After 200 days, it may get old. But you have to keep going.

I was nine months into my daily exercise when I’d faced my greatest challenge. I’d started in spring and gone through the easy days of summer, running consistently and starting to shed weight.

In the fall, I figured out how to exercise while taking my son to soccer practice or my daughter to dance lessons. In spite of the driving around and waiting, I did something every day (my pro-tip: use the time waiting for the kids at soccer or dance to go ahead and exercise).

Winter came and still I persisted, adding a layer of clothing to keep me warm as I jogged outside. Even the holidays didn’t disrupt my daily exercise, as I ran before Thanksgiving dinner and Christmas afternoon, once the presents were opened.
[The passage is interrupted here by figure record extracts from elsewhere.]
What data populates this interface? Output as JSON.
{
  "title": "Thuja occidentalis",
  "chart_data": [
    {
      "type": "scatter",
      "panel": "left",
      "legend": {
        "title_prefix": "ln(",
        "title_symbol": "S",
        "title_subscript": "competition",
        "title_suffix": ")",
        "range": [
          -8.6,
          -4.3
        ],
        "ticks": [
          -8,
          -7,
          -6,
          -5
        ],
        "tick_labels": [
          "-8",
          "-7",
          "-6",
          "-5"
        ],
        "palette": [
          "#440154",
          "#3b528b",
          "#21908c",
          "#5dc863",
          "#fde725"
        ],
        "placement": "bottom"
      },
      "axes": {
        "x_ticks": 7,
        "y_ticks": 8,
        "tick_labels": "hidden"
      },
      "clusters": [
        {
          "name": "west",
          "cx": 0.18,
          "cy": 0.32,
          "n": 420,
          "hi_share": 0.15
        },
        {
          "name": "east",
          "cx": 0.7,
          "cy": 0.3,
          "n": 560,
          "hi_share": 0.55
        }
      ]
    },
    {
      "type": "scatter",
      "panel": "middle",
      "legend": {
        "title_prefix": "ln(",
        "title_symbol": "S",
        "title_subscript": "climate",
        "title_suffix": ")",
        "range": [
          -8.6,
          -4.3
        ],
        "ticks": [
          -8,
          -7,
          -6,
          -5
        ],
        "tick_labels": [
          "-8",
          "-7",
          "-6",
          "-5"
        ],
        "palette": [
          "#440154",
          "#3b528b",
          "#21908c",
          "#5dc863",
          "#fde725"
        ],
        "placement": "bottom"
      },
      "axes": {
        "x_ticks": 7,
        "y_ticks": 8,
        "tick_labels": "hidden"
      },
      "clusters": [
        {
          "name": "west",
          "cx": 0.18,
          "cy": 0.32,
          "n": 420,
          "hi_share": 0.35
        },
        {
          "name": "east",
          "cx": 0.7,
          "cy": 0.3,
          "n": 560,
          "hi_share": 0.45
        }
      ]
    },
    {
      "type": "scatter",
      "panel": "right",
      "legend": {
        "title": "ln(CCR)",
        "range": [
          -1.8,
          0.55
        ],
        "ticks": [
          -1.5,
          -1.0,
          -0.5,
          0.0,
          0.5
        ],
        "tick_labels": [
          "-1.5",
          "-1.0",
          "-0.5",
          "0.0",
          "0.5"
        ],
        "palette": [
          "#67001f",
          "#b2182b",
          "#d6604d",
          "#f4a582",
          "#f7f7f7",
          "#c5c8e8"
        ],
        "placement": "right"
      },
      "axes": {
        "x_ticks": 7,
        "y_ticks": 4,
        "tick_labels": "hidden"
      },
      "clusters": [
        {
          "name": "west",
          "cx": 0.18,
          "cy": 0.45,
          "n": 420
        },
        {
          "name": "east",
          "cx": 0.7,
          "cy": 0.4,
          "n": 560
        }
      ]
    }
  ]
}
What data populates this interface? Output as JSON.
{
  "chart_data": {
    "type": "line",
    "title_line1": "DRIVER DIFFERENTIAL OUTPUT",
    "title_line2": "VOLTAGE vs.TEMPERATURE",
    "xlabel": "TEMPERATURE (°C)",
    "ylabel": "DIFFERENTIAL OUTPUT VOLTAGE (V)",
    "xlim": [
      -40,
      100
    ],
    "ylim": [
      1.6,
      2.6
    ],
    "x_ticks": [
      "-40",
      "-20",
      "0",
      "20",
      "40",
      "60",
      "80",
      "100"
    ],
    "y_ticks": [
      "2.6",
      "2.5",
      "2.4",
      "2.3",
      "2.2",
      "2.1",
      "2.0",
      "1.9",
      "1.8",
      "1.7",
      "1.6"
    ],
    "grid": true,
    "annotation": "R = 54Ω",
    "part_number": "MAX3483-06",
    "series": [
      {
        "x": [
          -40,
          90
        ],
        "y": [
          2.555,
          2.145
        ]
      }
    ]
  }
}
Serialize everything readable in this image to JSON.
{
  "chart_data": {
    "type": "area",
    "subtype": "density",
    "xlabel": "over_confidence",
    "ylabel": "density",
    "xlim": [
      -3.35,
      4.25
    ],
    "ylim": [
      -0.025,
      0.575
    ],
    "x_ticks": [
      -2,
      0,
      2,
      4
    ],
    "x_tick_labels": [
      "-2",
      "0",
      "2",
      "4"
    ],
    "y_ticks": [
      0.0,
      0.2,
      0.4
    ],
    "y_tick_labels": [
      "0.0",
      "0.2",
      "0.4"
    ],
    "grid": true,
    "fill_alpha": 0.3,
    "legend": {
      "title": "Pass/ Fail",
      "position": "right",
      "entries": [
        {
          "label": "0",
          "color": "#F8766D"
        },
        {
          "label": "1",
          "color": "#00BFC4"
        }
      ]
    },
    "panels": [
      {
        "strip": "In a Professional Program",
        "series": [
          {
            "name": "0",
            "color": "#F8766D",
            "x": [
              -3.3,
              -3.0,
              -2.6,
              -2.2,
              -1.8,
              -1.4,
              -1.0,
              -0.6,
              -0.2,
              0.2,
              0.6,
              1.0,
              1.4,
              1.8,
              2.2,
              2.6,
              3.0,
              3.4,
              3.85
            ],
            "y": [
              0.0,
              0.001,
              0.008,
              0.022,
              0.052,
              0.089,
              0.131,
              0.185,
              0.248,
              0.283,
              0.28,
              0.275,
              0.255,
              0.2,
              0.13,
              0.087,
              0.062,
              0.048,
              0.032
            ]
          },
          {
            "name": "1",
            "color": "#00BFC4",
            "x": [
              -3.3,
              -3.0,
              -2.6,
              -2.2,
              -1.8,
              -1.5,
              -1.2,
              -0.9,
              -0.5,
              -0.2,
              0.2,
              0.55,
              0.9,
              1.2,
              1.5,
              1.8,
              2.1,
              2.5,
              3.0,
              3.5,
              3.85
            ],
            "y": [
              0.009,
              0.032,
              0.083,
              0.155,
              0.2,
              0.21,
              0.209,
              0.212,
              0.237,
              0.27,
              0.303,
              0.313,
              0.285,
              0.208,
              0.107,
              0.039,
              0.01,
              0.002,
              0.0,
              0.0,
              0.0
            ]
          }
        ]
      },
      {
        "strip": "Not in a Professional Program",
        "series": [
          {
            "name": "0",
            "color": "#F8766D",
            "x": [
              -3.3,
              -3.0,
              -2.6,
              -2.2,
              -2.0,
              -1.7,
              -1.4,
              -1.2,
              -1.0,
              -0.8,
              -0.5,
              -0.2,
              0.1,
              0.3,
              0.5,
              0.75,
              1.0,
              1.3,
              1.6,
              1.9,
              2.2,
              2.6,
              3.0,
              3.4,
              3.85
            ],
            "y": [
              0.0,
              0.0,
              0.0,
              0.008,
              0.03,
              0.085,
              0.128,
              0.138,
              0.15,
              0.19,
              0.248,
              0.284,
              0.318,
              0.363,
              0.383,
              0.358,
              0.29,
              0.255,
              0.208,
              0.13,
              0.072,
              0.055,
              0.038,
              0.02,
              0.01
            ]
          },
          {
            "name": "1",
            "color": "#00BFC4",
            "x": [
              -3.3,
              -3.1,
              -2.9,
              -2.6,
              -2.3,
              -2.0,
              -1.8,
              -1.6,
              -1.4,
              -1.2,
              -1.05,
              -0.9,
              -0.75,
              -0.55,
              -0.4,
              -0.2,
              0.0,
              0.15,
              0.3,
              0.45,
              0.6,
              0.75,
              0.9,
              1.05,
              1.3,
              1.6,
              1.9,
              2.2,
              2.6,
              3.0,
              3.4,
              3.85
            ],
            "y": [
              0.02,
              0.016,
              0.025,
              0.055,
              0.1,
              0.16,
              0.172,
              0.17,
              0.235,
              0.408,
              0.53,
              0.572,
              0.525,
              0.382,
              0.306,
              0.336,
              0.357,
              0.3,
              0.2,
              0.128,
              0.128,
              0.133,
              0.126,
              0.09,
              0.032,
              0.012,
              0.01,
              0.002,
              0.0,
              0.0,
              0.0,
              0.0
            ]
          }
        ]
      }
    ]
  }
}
But on that fateful Christmas afternoon, as I jumped over a snow pile as I jogged, I landed too hard and tweaked my right knee. By evening it had swelled like a casaba melon and ached like something was very wrong.

It turned out I tore the meniscus in my right knee. I needed surgery, and although it was technically possible to run, it hurt and my knee swelled up. I could swim, though, so I switched my emphasis to doing laps in the pool and I kept going to a health club to use their muscle machines for my arms and shoulders.

Once my surgery was over and my knee healed, I worked jogging back into my routine.

If I could stretch like that, I wouldn't need a doctor.

What I learned after a year of daily exercise

The first nine months of daily exercise taught me that I could figure out how to get through the next three months in spite of knee surgery.

I took off the days needed for the actual surgery, but otherwise found a way to stay active.

This was especially useful because next I would have an emergency appendectomy, a (benign) tumor, and a hernia to deal with. I simply had to take a break from daily exercise during those recoveries. But once cleared for activity, I got back into it.

In the meantime, I took walks, as allowed, every day, as a placeholder for more strenuous activity later on.

What you should learn about daily exercise

Having persisted for 250 days or more, you will have taught yourself what it’s like to exercise in the different seasons, when it’s cold out, freezing out, dark out, hot, humid, and bright out. You have taught yourself what it’s like to exercise when your kids are in school, on a break from school, and home for the summer.

After a full year of these challenges, you’ve faced the worst of it.

Getting up there is the easy part.

The key to success in daily exercise

It is more important to have the daily habit than it is to achieve certain goals by certain days. With each challenge to your daily habit you deepen your capacity to persist.

And there are gimmicks you can use to help you along the way. I have used the Fitbit to help track these things. I don’t necessarily need the reminder by the app, but I do check and see if my activity level has decreased.

And I use my morning stretching routine to do something, and also use the high-intensity, interval training if all else fails. In seven to fifteen minutes, you get a full-body workout that can keep the daily streak going, and reinforce your resolve to exercise daily.

There was absolutely nothing special about me that made me more likely to keep a daily exercise habit. It’s kind of like staying married. You have to decide to stay married in spite of the distractions, frustrations and endless temptation to do something else.

You simply decide to exercise every, single day. Once you do it, you are that person who exercises every day.